Gülen cemaatine yakın bazı kalemler, bugün AKP’lilerin Selahattin Demirtaş’a yüklenirken riyakârlık yaptığını, binlerce KCK’linin tahliye edilmesini 2013’te AKP hükümetinin Meclis’ten geçirdiği yasa değişikliği paketinin sağladığını hatırlatmaya devam ediyor. PKK ile müzakereyi içeren çözüm sürecinin ihanet ve teslimiyet olduğu konusu, sadece MHP’nin işlediği bir tema değildi. Bu konuda KCK operasyonlarını tasarlayanların da fikirlerinin değişmediğini görüyoruz.
KCK operasyonları Kürt siyasal hareketinin tecrübeli yerel kadrolarını tasfiye etmeyi, siyasal alanda boşluk yaratarak, mütedeyyin-muhafazakâr kadroların bu boşluğu doldurmasını amaçlıyordu. Bu stratejinin görünen ağır bedeli 2010’dan 2012 Ekimi’ne kadar yeniden başlayan çatışmalarda ölen ve yaralanan binden fazla insan oldu. Daha az dikkat çeken sonucu ise, Kürt siyasal hareketinin yerel örgütlenmesindeki boşluğun, gözünü hayata açtığından beri çatışma dışında siyasal tecrübesi olmayan daha genç kişilerin yaratılan yönetim boşluğunu doldurması oldu.
Bir diğer sonucu, güvenlikçi stratejinin tutuklama ve sindirme dalgaları altında ezilen yerel sivil toplum kuruluşlarının diyalog kapasiteleri ve dengeleyici etkileri zayıflamasıydı. Bu nedenle, dönemin başbakanının Kobane ile ilgili provokatif sözlerinin tetikleyicisi olduğu 6-8 Ekim 2014 olayları, büyük ölçüde HDP ve DBP yöneticilerinin çaresiz bakışları altında gerçekleşti. KCK operasyonlarının somut sonuçlarından biriydi bu.
Siyasal alanın güvenlikçi politikalarla daraltılmasının barış imkânlarında uzun vadede yarattığı en büyük tahribat, etkitepki dinamiği içinde şiddeti merkeze alan unsurları öne çıkarmasıdır. Bunu bugüne kadar birçok kez yaşayarak, gördük.
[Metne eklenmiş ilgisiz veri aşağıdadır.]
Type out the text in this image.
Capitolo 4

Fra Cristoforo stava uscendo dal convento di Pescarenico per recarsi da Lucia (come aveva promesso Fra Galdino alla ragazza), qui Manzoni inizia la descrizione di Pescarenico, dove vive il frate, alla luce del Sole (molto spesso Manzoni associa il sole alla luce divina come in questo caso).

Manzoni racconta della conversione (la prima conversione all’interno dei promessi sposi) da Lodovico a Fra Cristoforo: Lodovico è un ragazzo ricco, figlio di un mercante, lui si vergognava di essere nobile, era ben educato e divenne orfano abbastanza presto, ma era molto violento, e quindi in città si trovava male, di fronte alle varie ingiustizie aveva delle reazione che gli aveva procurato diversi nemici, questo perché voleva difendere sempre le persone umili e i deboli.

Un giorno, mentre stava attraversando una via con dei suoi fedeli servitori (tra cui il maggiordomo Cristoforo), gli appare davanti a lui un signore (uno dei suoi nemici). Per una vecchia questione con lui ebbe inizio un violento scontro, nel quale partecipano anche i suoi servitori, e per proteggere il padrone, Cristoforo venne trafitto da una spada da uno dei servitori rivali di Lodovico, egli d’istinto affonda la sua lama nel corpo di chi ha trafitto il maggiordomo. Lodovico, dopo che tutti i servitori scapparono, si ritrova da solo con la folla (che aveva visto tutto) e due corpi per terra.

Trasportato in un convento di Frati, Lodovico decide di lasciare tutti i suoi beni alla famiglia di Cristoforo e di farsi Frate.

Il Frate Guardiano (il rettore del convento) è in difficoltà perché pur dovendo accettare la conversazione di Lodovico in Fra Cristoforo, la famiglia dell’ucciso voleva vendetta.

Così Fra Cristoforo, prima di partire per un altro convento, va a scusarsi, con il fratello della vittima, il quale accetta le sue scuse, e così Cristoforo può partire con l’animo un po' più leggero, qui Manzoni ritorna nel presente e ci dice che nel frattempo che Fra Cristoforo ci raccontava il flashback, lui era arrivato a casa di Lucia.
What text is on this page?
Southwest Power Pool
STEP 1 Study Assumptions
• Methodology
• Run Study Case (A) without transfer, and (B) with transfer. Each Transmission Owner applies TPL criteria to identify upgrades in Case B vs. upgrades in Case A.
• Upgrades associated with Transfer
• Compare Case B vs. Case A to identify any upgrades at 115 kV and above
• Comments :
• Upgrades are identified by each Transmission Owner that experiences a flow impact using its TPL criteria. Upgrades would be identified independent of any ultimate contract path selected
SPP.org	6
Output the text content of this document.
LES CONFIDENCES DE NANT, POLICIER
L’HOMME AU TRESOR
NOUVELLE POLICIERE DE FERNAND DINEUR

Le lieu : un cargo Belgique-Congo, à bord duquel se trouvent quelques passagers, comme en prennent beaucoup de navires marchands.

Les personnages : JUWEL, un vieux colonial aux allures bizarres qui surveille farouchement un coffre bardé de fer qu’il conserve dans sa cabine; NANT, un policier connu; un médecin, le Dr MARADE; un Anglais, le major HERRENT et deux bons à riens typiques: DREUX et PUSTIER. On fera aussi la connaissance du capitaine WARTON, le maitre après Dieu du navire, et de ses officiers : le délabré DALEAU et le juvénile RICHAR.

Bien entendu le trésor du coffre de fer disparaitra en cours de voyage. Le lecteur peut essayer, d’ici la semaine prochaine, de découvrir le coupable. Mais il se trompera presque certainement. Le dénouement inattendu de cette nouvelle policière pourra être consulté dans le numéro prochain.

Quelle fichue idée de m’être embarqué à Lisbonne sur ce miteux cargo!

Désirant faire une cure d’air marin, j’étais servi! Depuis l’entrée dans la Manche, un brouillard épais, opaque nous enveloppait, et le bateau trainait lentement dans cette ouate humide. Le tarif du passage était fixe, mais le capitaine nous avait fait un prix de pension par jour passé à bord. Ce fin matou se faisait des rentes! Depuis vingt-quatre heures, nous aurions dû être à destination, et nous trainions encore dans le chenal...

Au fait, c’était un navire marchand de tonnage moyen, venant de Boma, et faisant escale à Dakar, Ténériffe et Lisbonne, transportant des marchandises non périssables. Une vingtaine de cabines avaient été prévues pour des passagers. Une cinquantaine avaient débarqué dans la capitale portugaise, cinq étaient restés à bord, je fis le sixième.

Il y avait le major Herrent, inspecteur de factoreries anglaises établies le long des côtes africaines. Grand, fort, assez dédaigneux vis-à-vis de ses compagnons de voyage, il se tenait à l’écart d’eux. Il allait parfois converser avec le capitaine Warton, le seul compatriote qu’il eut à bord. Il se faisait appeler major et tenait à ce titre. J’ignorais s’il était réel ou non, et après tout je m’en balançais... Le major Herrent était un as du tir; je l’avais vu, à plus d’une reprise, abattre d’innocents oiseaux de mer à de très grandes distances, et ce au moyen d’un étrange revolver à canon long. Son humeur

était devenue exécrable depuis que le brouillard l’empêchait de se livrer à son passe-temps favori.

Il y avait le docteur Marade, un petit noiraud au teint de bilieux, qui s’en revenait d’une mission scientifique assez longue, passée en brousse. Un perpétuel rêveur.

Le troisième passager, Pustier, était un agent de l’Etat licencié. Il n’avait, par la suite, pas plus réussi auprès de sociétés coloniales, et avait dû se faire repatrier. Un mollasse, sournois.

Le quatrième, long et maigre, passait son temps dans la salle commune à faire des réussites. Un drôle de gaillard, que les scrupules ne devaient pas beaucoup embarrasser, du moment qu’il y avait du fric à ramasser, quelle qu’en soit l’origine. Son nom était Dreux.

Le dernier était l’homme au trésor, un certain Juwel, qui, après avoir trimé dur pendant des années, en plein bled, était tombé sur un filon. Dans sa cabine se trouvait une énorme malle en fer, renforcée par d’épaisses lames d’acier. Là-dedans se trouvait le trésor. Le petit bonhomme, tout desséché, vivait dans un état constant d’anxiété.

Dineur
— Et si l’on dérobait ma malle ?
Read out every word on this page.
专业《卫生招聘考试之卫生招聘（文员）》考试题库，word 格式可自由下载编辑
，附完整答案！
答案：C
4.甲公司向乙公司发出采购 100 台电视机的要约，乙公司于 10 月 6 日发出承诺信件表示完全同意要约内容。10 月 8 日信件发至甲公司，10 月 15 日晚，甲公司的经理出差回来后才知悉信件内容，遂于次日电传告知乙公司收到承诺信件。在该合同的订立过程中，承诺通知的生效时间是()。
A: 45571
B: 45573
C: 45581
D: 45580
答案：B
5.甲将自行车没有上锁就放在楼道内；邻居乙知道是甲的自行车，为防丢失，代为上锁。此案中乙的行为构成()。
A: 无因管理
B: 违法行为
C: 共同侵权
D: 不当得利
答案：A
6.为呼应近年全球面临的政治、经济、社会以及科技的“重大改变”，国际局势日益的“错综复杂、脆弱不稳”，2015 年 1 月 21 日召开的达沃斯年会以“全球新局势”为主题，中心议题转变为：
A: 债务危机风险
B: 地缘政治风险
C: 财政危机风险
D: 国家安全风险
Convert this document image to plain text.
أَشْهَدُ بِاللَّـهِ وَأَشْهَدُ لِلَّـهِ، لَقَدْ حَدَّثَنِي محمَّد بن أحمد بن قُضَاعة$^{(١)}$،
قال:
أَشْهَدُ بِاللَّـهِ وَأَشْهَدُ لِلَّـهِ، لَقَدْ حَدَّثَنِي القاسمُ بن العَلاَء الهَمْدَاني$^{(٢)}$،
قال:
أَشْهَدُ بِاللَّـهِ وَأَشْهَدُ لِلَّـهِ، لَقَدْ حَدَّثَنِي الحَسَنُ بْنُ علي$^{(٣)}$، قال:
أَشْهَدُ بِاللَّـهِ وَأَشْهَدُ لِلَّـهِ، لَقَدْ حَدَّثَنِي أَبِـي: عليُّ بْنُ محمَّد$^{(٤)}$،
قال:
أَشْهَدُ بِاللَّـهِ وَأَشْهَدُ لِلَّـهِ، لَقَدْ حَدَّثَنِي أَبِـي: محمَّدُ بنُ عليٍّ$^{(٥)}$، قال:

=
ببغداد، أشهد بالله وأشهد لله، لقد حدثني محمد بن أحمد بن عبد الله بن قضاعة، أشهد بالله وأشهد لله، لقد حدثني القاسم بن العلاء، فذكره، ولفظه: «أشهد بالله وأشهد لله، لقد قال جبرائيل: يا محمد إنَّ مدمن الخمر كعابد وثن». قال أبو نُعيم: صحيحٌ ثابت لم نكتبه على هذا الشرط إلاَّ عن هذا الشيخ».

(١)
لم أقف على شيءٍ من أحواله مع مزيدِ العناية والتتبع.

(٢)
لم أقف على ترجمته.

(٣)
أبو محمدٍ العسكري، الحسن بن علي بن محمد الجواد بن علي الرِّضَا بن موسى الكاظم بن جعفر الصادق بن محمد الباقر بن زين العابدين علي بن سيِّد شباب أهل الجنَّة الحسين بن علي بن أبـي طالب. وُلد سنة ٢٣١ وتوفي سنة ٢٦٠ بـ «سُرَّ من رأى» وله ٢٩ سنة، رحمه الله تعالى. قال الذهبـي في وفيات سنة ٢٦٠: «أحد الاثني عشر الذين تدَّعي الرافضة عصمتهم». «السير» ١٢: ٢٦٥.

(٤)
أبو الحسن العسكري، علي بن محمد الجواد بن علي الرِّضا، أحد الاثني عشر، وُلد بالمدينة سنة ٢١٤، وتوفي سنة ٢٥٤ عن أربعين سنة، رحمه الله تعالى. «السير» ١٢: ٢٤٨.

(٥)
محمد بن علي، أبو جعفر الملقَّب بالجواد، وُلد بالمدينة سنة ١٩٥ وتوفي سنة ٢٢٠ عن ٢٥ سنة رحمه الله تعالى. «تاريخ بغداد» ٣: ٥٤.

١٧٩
Bu nedenle bugün Tayyip Erdoğan ve ekibinin, 7 Haziran seçim sonuçlarını iptal etmek, sandıktan kendi istediği sonucu elde etmek umuduyla yeniden başlattığı güvenlik devleti politikası ve çatışma stratejisinin siyasal ve toplumsal sonuçlarını öngörmek zor değil. Akla ilk gelenin milletvekillerinin dokunulmazlıklarına el atılması olması, parti kapatılmasının tartışmaya yeniden açılması yeterince anlamlı. Erdoğan ve ekibi neredeyse PKK’den daha fazla HDP yönetimini ve en başta Selahattin Demirtaş’ı öncelikli hedef ve asli düşman olarak görüyor.
Ortadoğu’nun durumunu da dikkate alınca, bu politikanın bütün topluma ödeteceği bedel geçmişte ödenen bedellerden çok daha ağır olabilir. 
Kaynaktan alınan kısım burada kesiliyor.